The 5% of Asian-Americans make for 18% of Harvard students, increasing to %24 at Stanford, and topping out at %46 at Berkeley.
Pertinent clips from the NY Times Article below:
The report found that contrary to stereotype, most of the bachelor’s degrees that Asian-Americans and Pacific Islanders received in 2003 were in business, management, social sciences or humanities, not in the STEM fields: science, technology, engineering or math. And while Asians earned 32 percent of the nation’s STEM doctorates that year, within that 32 percent more than four of five degree recipients were international students from Asia, not Asian-Americans.

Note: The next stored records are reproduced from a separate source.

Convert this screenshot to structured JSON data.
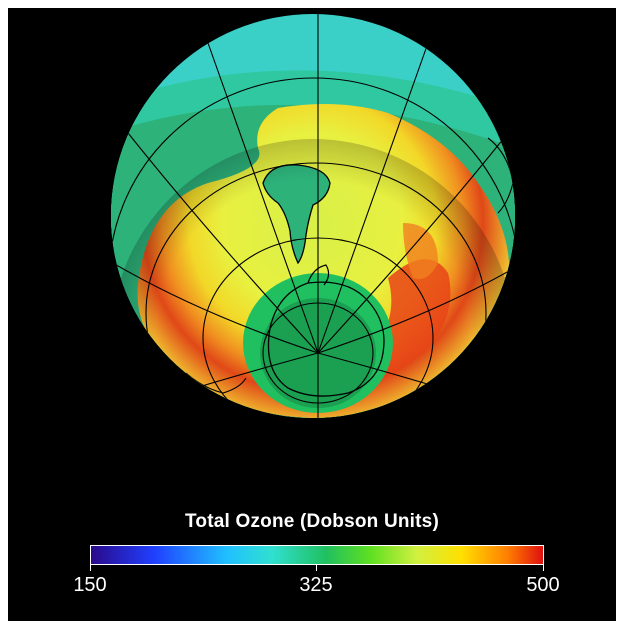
{
  "legend": {
    "title": "Total Ozone (Dobson Units)",
    "min_label": "150",
    "mid_label": "325",
    "max_label": "500",
    "range": [
      150,
      500
    ],
    "gradient_colors": [
      "#2a0a8a",
      "#2040ff",
      "#20c0ff",
      "#30e0d0",
      "#20c060",
      "#60e020",
      "#d0f040",
      "#ffe000",
      "#ff8000",
      "#e01010"
    ]
  },
  "map": {
    "projection": "orthographic",
    "center": "south-pole",
    "background_color": "#000000",
    "ozone_colors": {
      "very_low": "#20c060",
      "low": "#2db27a",
      "medium_low": "#30c8a0",
      "medium": "#3ad0c8",
      "high": "#c8ec50",
      "very_high": "#f0e030",
      "peak": "#e03010"
    }
  }
}
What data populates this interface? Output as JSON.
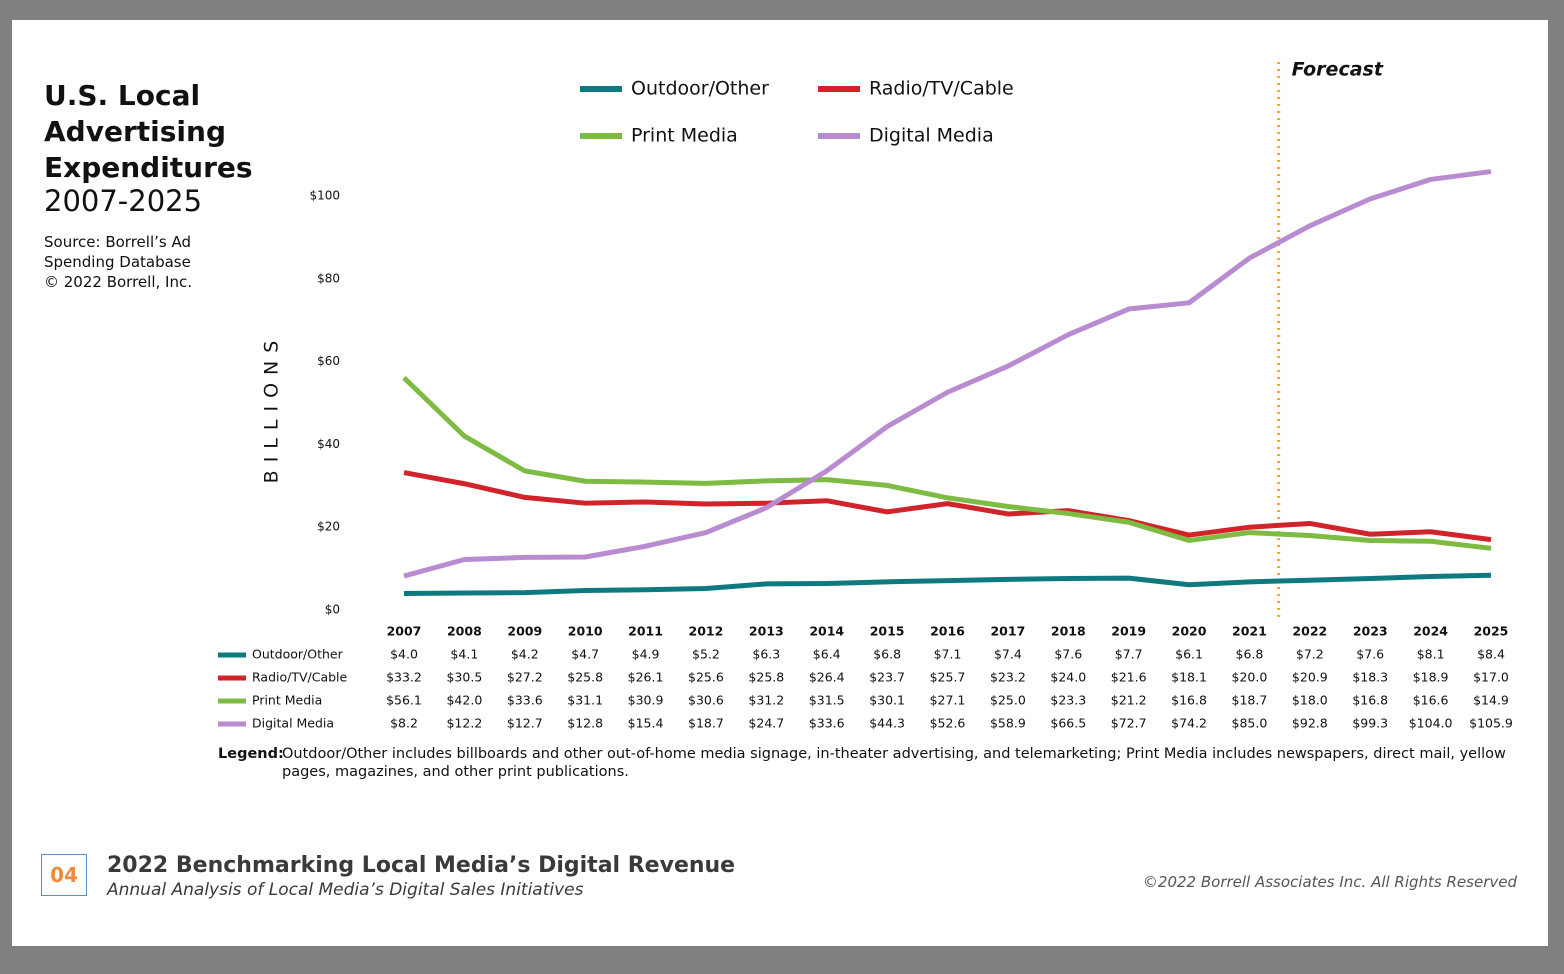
{
  "chart_data": {
    "type": "line",
    "title": "U.S. Local Advertising Expenditures",
    "subtitle": "2007-2025",
    "source": [
      "Source: Borrell’s Ad",
      "Spending Database",
      "© 2022 Borrell, Inc."
    ],
    "y_label": "BILLIONS",
    "annotation": "Forecast",
    "categories": [
      "2007",
      "2008",
      "2009",
      "2010",
      "2011",
      "2012",
      "2013",
      "2014",
      "2015",
      "2016",
      "2017",
      "2018",
      "2019",
      "2020",
      "2021",
      "2022",
      "2023",
      "2024",
      "2025"
    ],
    "series": [
      {
        "name": "Outdoor/Other",
        "color": "#0e7a80",
        "values": [
          4.0,
          4.1,
          4.2,
          4.7,
          4.9,
          5.2,
          6.3,
          6.4,
          6.8,
          7.1,
          7.4,
          7.6,
          7.7,
          6.1,
          6.8,
          7.2,
          7.6,
          8.1,
          8.4
        ],
        "value_labels": [
          "$4.0",
          "$4.1",
          "$4.2",
          "$4.7",
          "$4.9",
          "$5.2",
          "$6.3",
          "$6.4",
          "$6.8",
          "$7.1",
          "$7.4",
          "$7.6",
          "$7.7",
          "$6.1",
          "$6.8",
          "$7.2",
          "$7.6",
          "$8.1",
          "$8.4"
        ]
      },
      {
        "name": "Radio/TV/Cable",
        "color": "#d1232a",
        "values": [
          33.2,
          30.5,
          27.2,
          25.8,
          26.1,
          25.6,
          25.8,
          26.4,
          23.7,
          25.7,
          23.2,
          24.0,
          21.6,
          18.1,
          20.0,
          20.9,
          18.3,
          18.9,
          17.0
        ],
        "value_labels": [
          "$33.2",
          "$30.5",
          "$27.2",
          "$25.8",
          "$26.1",
          "$25.6",
          "$25.8",
          "$26.4",
          "$23.7",
          "$25.7",
          "$23.2",
          "$24.0",
          "$21.6",
          "$18.1",
          "$20.0",
          "$20.9",
          "$18.3",
          "$18.9",
          "$17.0"
        ]
      },
      {
        "name": "Print Media",
        "color": "#7dbb42",
        "values": [
          56.1,
          42.0,
          33.6,
          31.1,
          30.9,
          30.6,
          31.2,
          31.5,
          30.1,
          27.1,
          25.0,
          23.3,
          21.2,
          16.8,
          18.7,
          18.0,
          16.8,
          16.6,
          14.9
        ],
        "value_labels": [
          "$56.1",
          "$42.0",
          "$33.6",
          "$31.1",
          "$30.9",
          "$30.6",
          "$31.2",
          "$31.5",
          "$30.1",
          "$27.1",
          "$25.0",
          "$23.3",
          "$21.2",
          "$16.8",
          "$18.7",
          "$18.0",
          "$16.8",
          "$16.6",
          "$14.9"
        ]
      },
      {
        "name": "Digital Media",
        "color": "#b98bd0",
        "values": [
          8.2,
          12.2,
          12.7,
          12.8,
          15.4,
          18.7,
          24.7,
          33.6,
          44.3,
          52.6,
          58.9,
          66.5,
          72.7,
          74.2,
          85.0,
          92.8,
          99.3,
          104.0,
          105.9
        ],
        "value_labels": [
          "$8.2",
          "$12.2",
          "$12.7",
          "$12.8",
          "$15.4",
          "$18.7",
          "$24.7",
          "$33.6",
          "$44.3",
          "$52.6",
          "$58.9",
          "$66.5",
          "$72.7",
          "$74.2",
          "$85.0",
          "$92.8",
          "$99.3",
          "$104.0",
          "$105.9"
        ]
      }
    ],
    "ylim": [
      0,
      100
    ],
    "yticks": [
      {
        "value": 0,
        "label": "$0"
      },
      {
        "value": 20,
        "label": "$20"
      },
      {
        "value": 40,
        "label": "$40"
      },
      {
        "value": 60,
        "label": "$60"
      },
      {
        "value": 80,
        "label": "$80"
      },
      {
        "value": 100,
        "label": "$100"
      }
    ],
    "legend_note": {
      "label": "Legend:",
      "text": "Outdoor/Other includes billboards and other out-of-home media signage, in-theater advertising, and telemarketing; Print Media includes newspapers, direct mail, yellow pages, magazines, and other print publications."
    }
  },
  "footer": {
    "page_number": "04",
    "title": "2022 Benchmarking Local Media’s Digital Revenue",
    "subtitle": "Annual Analysis of Local Media’s Digital Sales Initiatives",
    "copyright": "©2022 Borrell Associates Inc. All Rights Reserved"
  }
}
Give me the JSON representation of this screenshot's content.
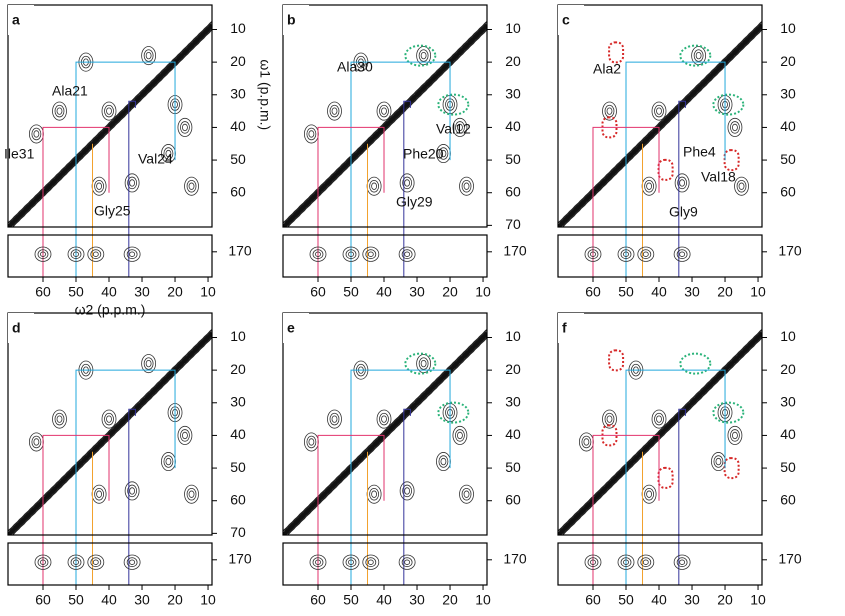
{
  "chart_data": [
    {
      "type": "nmr",
      "label": "a",
      "x_label": "ω2 (p.p.m.)",
      "y_label": "ω1 (p.p.m.)",
      "xlim": [
        70.6,
        8.8
      ],
      "ylim": [
        2.5,
        70.5
      ],
      "y2lim": [
        163,
        180.5
      ],
      "xticks": [
        60,
        50,
        40,
        30,
        20,
        10
      ],
      "yticks": [
        10,
        20,
        30,
        40,
        50,
        60
      ],
      "y2ticks": [
        170
      ],
      "annotations": [
        {
          "text": "Ala21",
          "color": "#22a8dc"
        },
        {
          "text": "Ile31",
          "color": "#e2336d"
        },
        {
          "text": "Val24",
          "color": "#34349a"
        },
        {
          "text": "Gly25",
          "color": "#f2a22e"
        }
      ]
    },
    {
      "type": "nmr",
      "label": "b",
      "xlim": [
        70.6,
        8.8
      ],
      "ylim": [
        2.5,
        70.5
      ],
      "y2lim": [
        163,
        180.5
      ],
      "xticks": [
        60,
        50,
        40,
        30,
        20,
        10
      ],
      "yticks": [
        10,
        20,
        30,
        40,
        50,
        60,
        70
      ],
      "y2ticks": [
        170
      ],
      "annotations": [
        {
          "text": "Ala30",
          "color": "#22a8dc"
        },
        {
          "text": "Val12",
          "color": "#34349a"
        },
        {
          "text": "Phe20",
          "color": "#1c9d70"
        },
        {
          "text": "Gly29",
          "color": "#f2a22e"
        }
      ]
    },
    {
      "type": "nmr",
      "label": "c",
      "xlim": [
        70.6,
        8.8
      ],
      "ylim": [
        2.5,
        70.5
      ],
      "y2lim": [
        163,
        180.5
      ],
      "xticks": [
        60,
        50,
        40,
        30,
        20,
        10
      ],
      "yticks": [
        10,
        20,
        30,
        40,
        50,
        60
      ],
      "y2ticks": [
        170
      ],
      "annotations": [
        {
          "text": "Ala2",
          "color": "#22a8dc"
        },
        {
          "text": "Phe4",
          "color": "#1c9d70"
        },
        {
          "text": "Val18",
          "color": "#34349a"
        },
        {
          "text": "Gly9",
          "color": "#f2a22e"
        }
      ]
    },
    {
      "type": "nmr",
      "label": "d",
      "xlim": [
        70.6,
        8.8
      ],
      "ylim": [
        2.5,
        70.5
      ],
      "y2lim": [
        163,
        180.5
      ],
      "xticks": [
        60,
        50,
        40,
        30,
        20,
        10
      ],
      "yticks": [
        10,
        20,
        30,
        40,
        50,
        60,
        70
      ],
      "y2ticks": [
        170
      ],
      "annotations": []
    },
    {
      "type": "nmr",
      "label": "e",
      "xlim": [
        70.6,
        8.8
      ],
      "ylim": [
        2.5,
        70.5
      ],
      "y2lim": [
        163,
        180.5
      ],
      "xticks": [
        60,
        50,
        40,
        30,
        20,
        10
      ],
      "yticks": [
        10,
        20,
        30,
        40,
        50,
        60
      ],
      "y2ticks": [
        170
      ],
      "annotations": []
    },
    {
      "type": "nmr",
      "label": "f",
      "xlim": [
        70.6,
        8.8
      ],
      "ylim": [
        2.5,
        70.5
      ],
      "y2lim": [
        163,
        180.5
      ],
      "xticks": [
        60,
        50,
        40,
        30,
        20,
        10
      ],
      "yticks": [
        10,
        20,
        30,
        40,
        50,
        60
      ],
      "y2ticks": [
        170
      ],
      "annotations": []
    }
  ]
}
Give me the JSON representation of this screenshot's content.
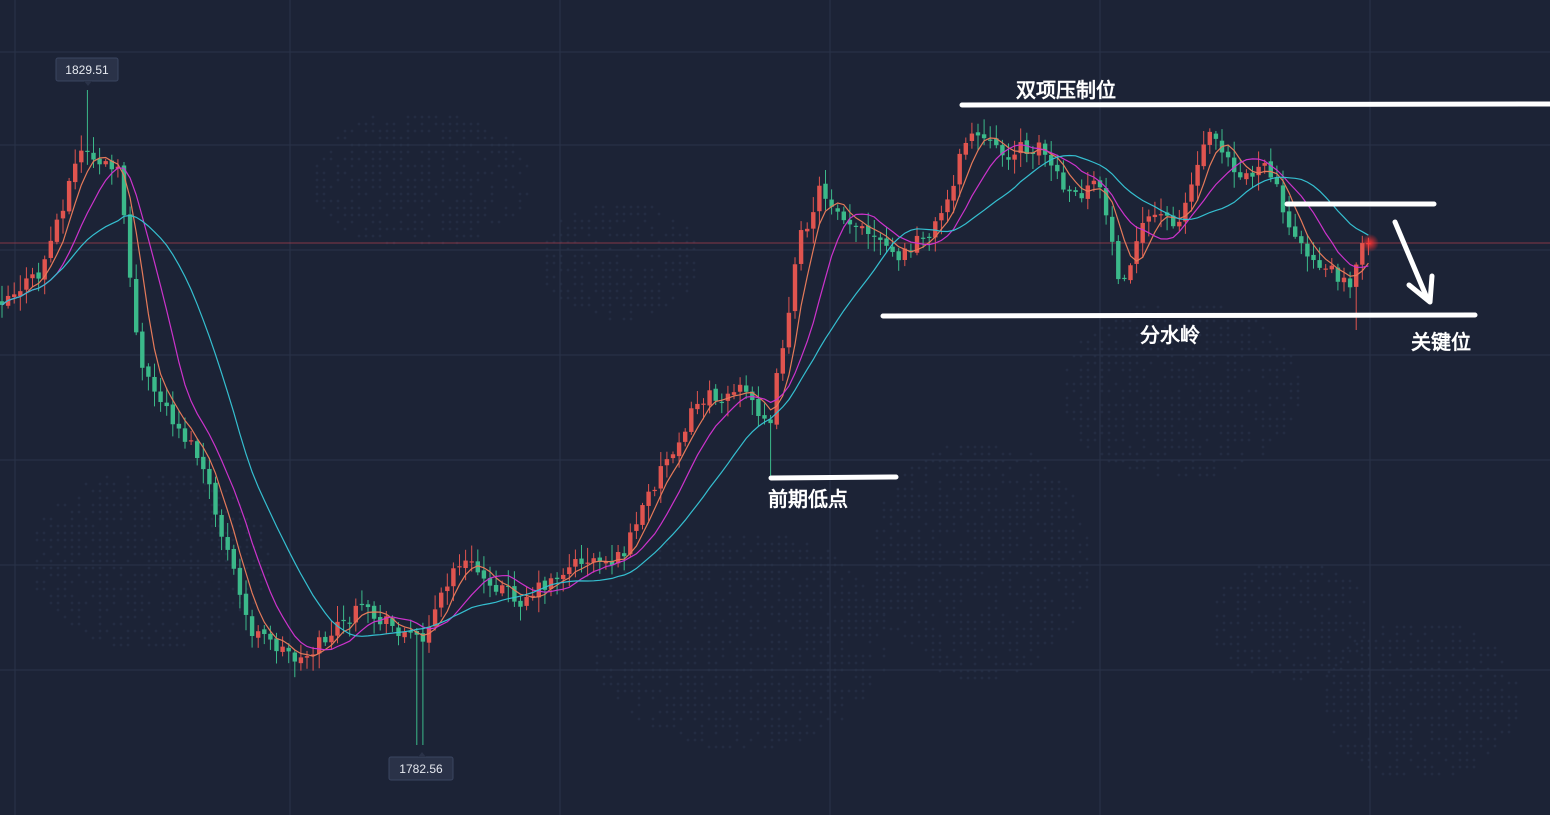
{
  "chart_data": {
    "type": "candlestick",
    "price_markers": {
      "high_label": "1829.51",
      "low_label": "1782.56",
      "high_value": 1829.51,
      "low_value": 1782.56
    },
    "annotations": {
      "double_top": "双项压制位",
      "previous_low": "前期低点",
      "watershed": "分水岭",
      "key_level": "关键位"
    },
    "colors": {
      "background": "#1c2336",
      "grid": "#2a3349",
      "bull": "#e0544f",
      "bear": "#3bb98a",
      "ma_fast": "#e57a5a",
      "ma_mid": "#cc33cc",
      "ma_slow": "#35bfd0",
      "current_price_line": "#b0404f",
      "annotation": "#ffffff",
      "glow": "#ff3030"
    },
    "grid": true,
    "moving_averages": [
      "fast",
      "mid",
      "slow"
    ],
    "price_range": [
      1778,
      1832
    ]
  }
}
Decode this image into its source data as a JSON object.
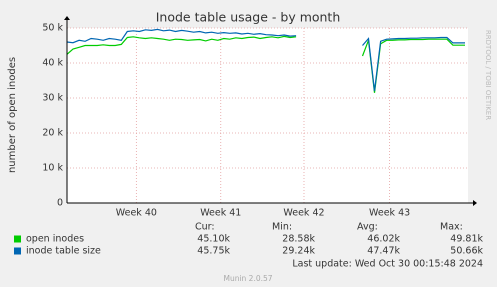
{
  "chart_data": {
    "type": "line",
    "title": "Inode table usage - by month",
    "y_label": "number of open inodes",
    "xlim": [
      0,
      66.5
    ],
    "xticks": [
      {
        "value": 11.5,
        "label": "Week 40"
      },
      {
        "value": 25.5,
        "label": "Week 41"
      },
      {
        "value": 39.3,
        "label": "Week 42"
      },
      {
        "value": 53.5,
        "label": "Week 43"
      }
    ],
    "ylim": [
      0,
      50000
    ],
    "yticks": [
      0,
      {
        "value": 10000,
        "label": "10 k"
      },
      {
        "value": 20000,
        "label": "20 k"
      },
      {
        "value": 30000,
        "label": "30 k"
      },
      {
        "value": 40000,
        "label": "40 k"
      },
      {
        "value": 50000,
        "label": "50 k"
      }
    ],
    "grid": true,
    "stat_headers": [
      "Cur:",
      "Min:",
      "Avg:",
      "Max:"
    ],
    "series": [
      {
        "name": "open inodes",
        "color": "#00cc00",
        "stats": [
          "45.10k",
          "28.58k",
          "46.02k",
          "49.81k"
        ],
        "values": [
          42500,
          44000,
          44500,
          45000,
          45000,
          45000,
          45200,
          45000,
          45000,
          45300,
          47300,
          47500,
          47200,
          47000,
          47200,
          47000,
          46800,
          46500,
          46800,
          46700,
          46500,
          46600,
          46700,
          46300,
          46800,
          46500,
          47000,
          46800,
          47200,
          47000,
          47300,
          47400,
          47000,
          47300,
          47500,
          47200,
          47600,
          47300,
          47500,
          null,
          null,
          null,
          null,
          null,
          null,
          null,
          null,
          null,
          null,
          42000,
          46500,
          31500,
          45500,
          46500,
          46500,
          46600,
          46600,
          46700,
          46700,
          46700,
          46800,
          46800,
          46800,
          46800,
          45100,
          45100,
          45100
        ]
      },
      {
        "name": "inode table size",
        "color": "#0066b3",
        "stats": [
          "45.75k",
          "29.24k",
          "47.47k",
          "50.66k"
        ],
        "values": [
          46000,
          45800,
          46500,
          46200,
          47000,
          46800,
          46500,
          47000,
          46800,
          46500,
          49000,
          49200,
          49000,
          49500,
          49300,
          49600,
          49200,
          49400,
          49000,
          49300,
          49100,
          48800,
          49000,
          48600,
          48800,
          48500,
          48700,
          48500,
          48600,
          48300,
          48500,
          48200,
          48400,
          48100,
          48000,
          47800,
          48000,
          47700,
          47800,
          null,
          null,
          null,
          null,
          null,
          null,
          null,
          null,
          null,
          null,
          45000,
          47000,
          32000,
          46200,
          46800,
          46900,
          47000,
          47000,
          47100,
          47100,
          47200,
          47200,
          47200,
          47300,
          47300,
          45750,
          45750,
          45750
        ]
      }
    ],
    "last_update": "Last update: Wed Oct 30 00:15:48 2024",
    "footer": "Munin 2.0.57",
    "watermark": "RRDTOOL / TOBI OETIKER"
  }
}
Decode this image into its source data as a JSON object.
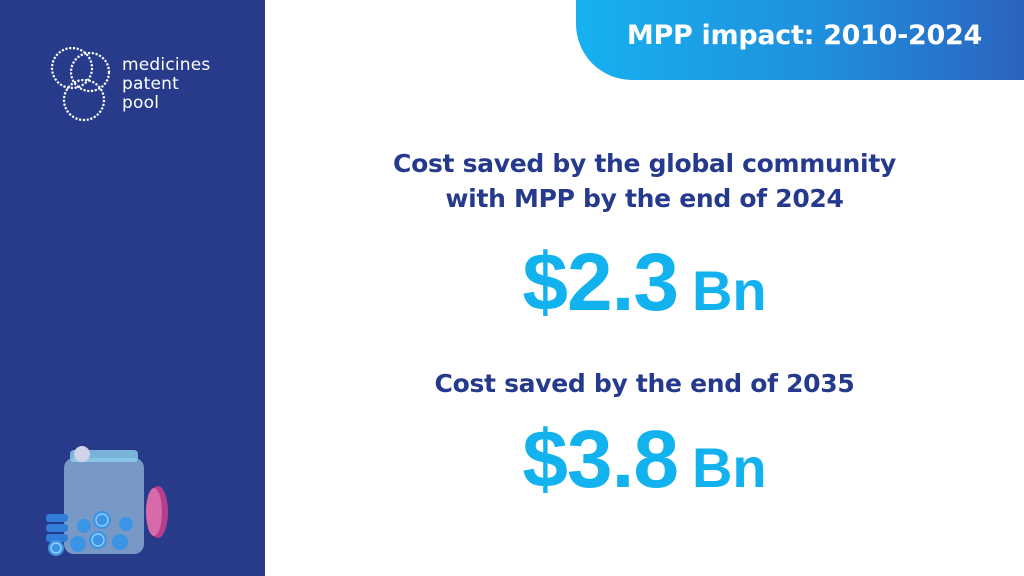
{
  "logo": {
    "lines": [
      "medicines",
      "patent",
      "pool"
    ]
  },
  "header": {
    "banner_title": "MPP impact: 2010-2024"
  },
  "stats": [
    {
      "heading_lines": [
        "Cost saved by the global community",
        "with MPP by the end of 2024"
      ],
      "amount": "$2.3",
      "unit": "Bn"
    },
    {
      "heading_lines": [
        "Cost saved by the end of 2035"
      ],
      "amount": "$3.8",
      "unit": "Bn"
    }
  ],
  "colors": {
    "sidebar": "#283b8a",
    "heading": "#253a8c",
    "figure": "#12b2ee",
    "banner_start": "#17b1f0",
    "banner_end": "#2a63c0"
  },
  "icons": [
    "medicines-patent-pool-logo-icon",
    "coin-jar-icon"
  ]
}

The report also said that more Asian-Americans and Pacific Islanders were enrolled in community colleges than in either public or private four-year colleges. But the idea that Asian-American “model minority” students are edging out all others is so ubiquitous that quips like “U.C.L.A. really stands for United Caucasians Lost Among Asians” or “M.I.T. means Made in Taiwan” have become common, the report said.
Asian-Americans make up about 5 percent of the nation’s population but 10 percent or more — considerably more in California — of the undergraduates at many of the most selective colleges, according to data reported by colleges. But the new report suggested that some such statistics combined campus populations of Asian-Americans with those of international students from Asian countries.